Secondly, there will indeed be no opportunity to move amendments. If the Business of the House motion is agreed tonight, the programme (No. 2) motion will be debated for up to an hour tomorrow, but no amendments may be moved. The same would apply if the motion were taken forthwith in accordance with Standing Order No. 83A. It would still be open to Members to table such amendments today to appear on the Order Paper tomorrow, but either way, under our procedures they could not be moved.
The right hon. Gentleman asked a very important question, namely whether it would be in order in the debate on the programme (No. 2) motion tomorrow to argue that the whole Bill, not just the clauses specified, should be recommitted, to which the explicit answer is yes. It would be possible to argue that more or less of the Bill ought to be recommitted, or, of course, to argue against recommittal altogether.
I understand the right hon. Gentleman’s concern about the matter as a whole—and he referred specifically to the position set out by the Leader of the Opposition last month—but the House is not being asked to agree to anything that is out of order. It is for the House to decide on the motions before it. As for the particular question of a programming committee, I can tell the right hon.
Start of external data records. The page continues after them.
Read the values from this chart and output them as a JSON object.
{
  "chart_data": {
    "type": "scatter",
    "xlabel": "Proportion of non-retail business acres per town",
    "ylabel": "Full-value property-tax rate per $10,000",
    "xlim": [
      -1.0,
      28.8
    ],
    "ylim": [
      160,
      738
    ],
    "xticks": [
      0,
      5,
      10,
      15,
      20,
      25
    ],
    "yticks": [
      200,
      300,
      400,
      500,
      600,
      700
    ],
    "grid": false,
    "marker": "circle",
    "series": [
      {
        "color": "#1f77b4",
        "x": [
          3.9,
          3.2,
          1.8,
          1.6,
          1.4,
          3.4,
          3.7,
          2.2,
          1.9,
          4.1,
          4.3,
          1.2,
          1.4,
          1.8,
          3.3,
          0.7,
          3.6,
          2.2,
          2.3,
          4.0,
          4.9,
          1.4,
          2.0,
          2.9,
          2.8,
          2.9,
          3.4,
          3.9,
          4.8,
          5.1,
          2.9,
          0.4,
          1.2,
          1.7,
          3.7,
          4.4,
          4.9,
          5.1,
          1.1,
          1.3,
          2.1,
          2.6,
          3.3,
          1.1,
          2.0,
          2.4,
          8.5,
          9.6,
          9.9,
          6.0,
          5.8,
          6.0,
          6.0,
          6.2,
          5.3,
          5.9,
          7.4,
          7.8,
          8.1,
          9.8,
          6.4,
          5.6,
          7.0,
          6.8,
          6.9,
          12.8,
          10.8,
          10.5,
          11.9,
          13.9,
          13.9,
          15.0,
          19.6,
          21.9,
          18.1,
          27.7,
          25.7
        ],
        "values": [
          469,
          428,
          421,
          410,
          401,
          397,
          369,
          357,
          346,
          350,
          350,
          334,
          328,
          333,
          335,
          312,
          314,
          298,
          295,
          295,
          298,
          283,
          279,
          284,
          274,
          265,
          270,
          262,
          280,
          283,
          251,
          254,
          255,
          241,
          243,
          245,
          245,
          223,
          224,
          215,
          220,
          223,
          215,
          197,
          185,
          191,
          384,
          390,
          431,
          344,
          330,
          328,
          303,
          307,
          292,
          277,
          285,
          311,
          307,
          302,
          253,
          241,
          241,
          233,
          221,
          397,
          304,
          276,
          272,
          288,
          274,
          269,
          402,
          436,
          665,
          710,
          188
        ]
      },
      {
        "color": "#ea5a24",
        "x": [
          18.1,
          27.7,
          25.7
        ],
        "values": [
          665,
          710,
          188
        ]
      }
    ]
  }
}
Gentleman and the House that the Standing Order relating to such committees would apply only to proceedings on the Floor of the House, and the initial programme Order of 31 January specifically excluded the operation of a programming committee on this Bill.
Whether my response is welcome or unwelcome to different Members in the various parts of the House, I hope that Members will accept that it has been fully thought through, and has been offered on the basis of the Standing Orders of the House.
I note what the right hon. Gentleman says about a lawn tennis championship taking place not far from here, but how relevant that is to Ministers’ thinking on this matter is not entirely obvious to me. We are grateful to him, nevertheless.
Further to that point of order, Mr Speaker. Is it in order for the Government to seek to prevent Members from tabling amendments to a programme motion, and, indeed, in effect to prevent you from deciding whether you wish to select any particular amendment—and do you have any idea what the Government are so afraid of?
It is for the House to decide to what it agrees; that is a matter for the House. Whatever attempts may be made to persuade Members of the merits of one course of action or another, they are perfectly free to do whatever is legitimate within the procedures of the House—that is up to them—and ultimately that is then a matter for the House.